Café com leite
[Crônica de 27 de junho de 2006]
Uma das vantagens de sofrer do estômago é que dizem que quem sofre dele tem menos chance de ter um infarto do coração. Não sei se é verdade, não sou médico, mas a explicação que diz que o corpo escolhe uma área para descarregar suas tensões e que quem tem o estômago, e suas variantes, escolhido não tem infarto porque é lá e não no coração que o cidadão vai purgar o preço da vida moderna, tem uma certa lógica. Pelo menos para um leigo.
Não sei se é verdade ou não, mas sei que eu pago meus pecados no estômago e no esôfago, com crises – graças a Deus, espaçadas – que, se eu não conhecesse a história, me fariam achar que estou tendo um infarto, tal a dor que dá no peito.
Fazia tempo que eu não tinha uma destas. Já estava quase esquecido de uma manhã em que estava indo para o antigo prédio da rádio gravar meus programas, quando, chegando na rua Vergueiro, parei o carro e me dobrei de dor, com uma crise de esofagite cobrando seu preço, ou, numa visão otimista, me mostrando que eu estava vivo.
A última não foi tão intensa, mas foi mais constante. A dor veio e se instalou. Não a tradicional queimação, coisa quase insignificante, mas dor mesmo, ainda que suportável.

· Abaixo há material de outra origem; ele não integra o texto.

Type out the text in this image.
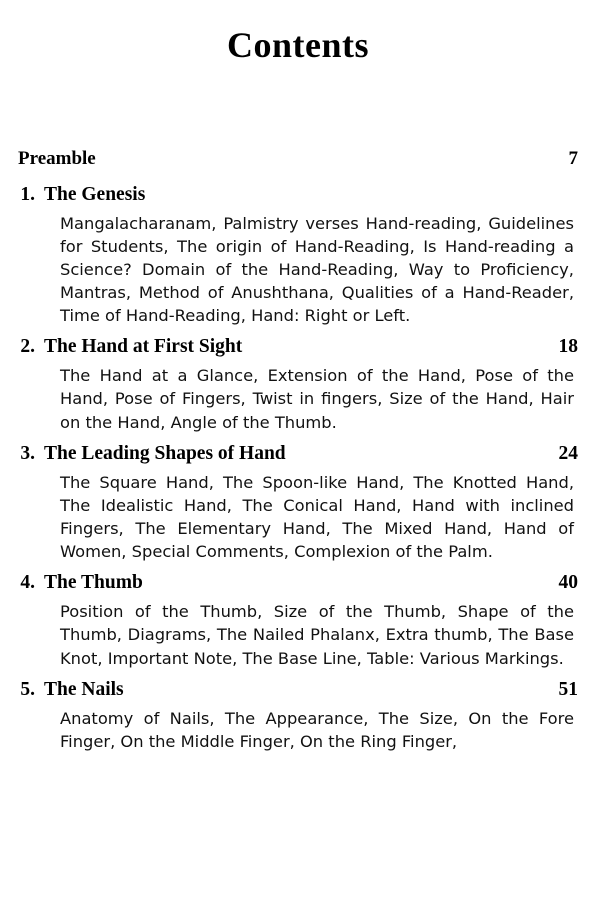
Contents
Preamble	7
1. The Genesis
Mangalacharanam, Palmistry verses Hand-reading, Guidelines for Students, The origin of Hand-Reading, Is Hand-reading a Science? Domain of the Hand-Reading, Way to Proficiency, Mantras, Method of Anushthana, Qualities of a Hand-Reader, Time of Hand-Reading, Hand: Right or Left.
2. The Hand at First Sight	18
The Hand at a Glance, Extension of the Hand, Pose of the Hand, Pose of Fingers, Twist in fingers, Size of the Hand, Hair on the Hand, Angle of the Thumb.
3. The Leading Shapes of Hand	24
The Square Hand, The Spoon-like Hand, The Knotted Hand, The Idealistic Hand, The Conical Hand, Hand with inclined Fingers, The Elementary Hand, The Mixed Hand, Hand of Women, Special Comments, Complexion of the Palm.
4. The Thumb	40
Position of the Thumb, Size of the Thumb, Shape of the Thumb, Diagrams, The Nailed Phalanx, Extra thumb, The Base Knot, Important Note, The Base Line, Table: Various Markings.
5. The Nails	51
Anatomy of Nails, The Appearance, The Size, On the Fore Finger, On the Middle Finger, On the Ring Finger,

Mas se ele me judiou, trouxe um outro lado que fazia tempo que eu não lembrava, e que ao contrário do desconforto e da dor, são lembranças gostosas, de um tempo bom, mas que passou.
Só quem cresceu numa fazenda paulista dos anos 1960 sabe o que quer dizer um copo de café com leite quente, numa manhã fria de inverno, vendo a névoa subir, para dar lugar ao sol e ao azul. Agora, bebendo café com leite, por conta da dor, volto no tempo em cada xícara que eu preparo.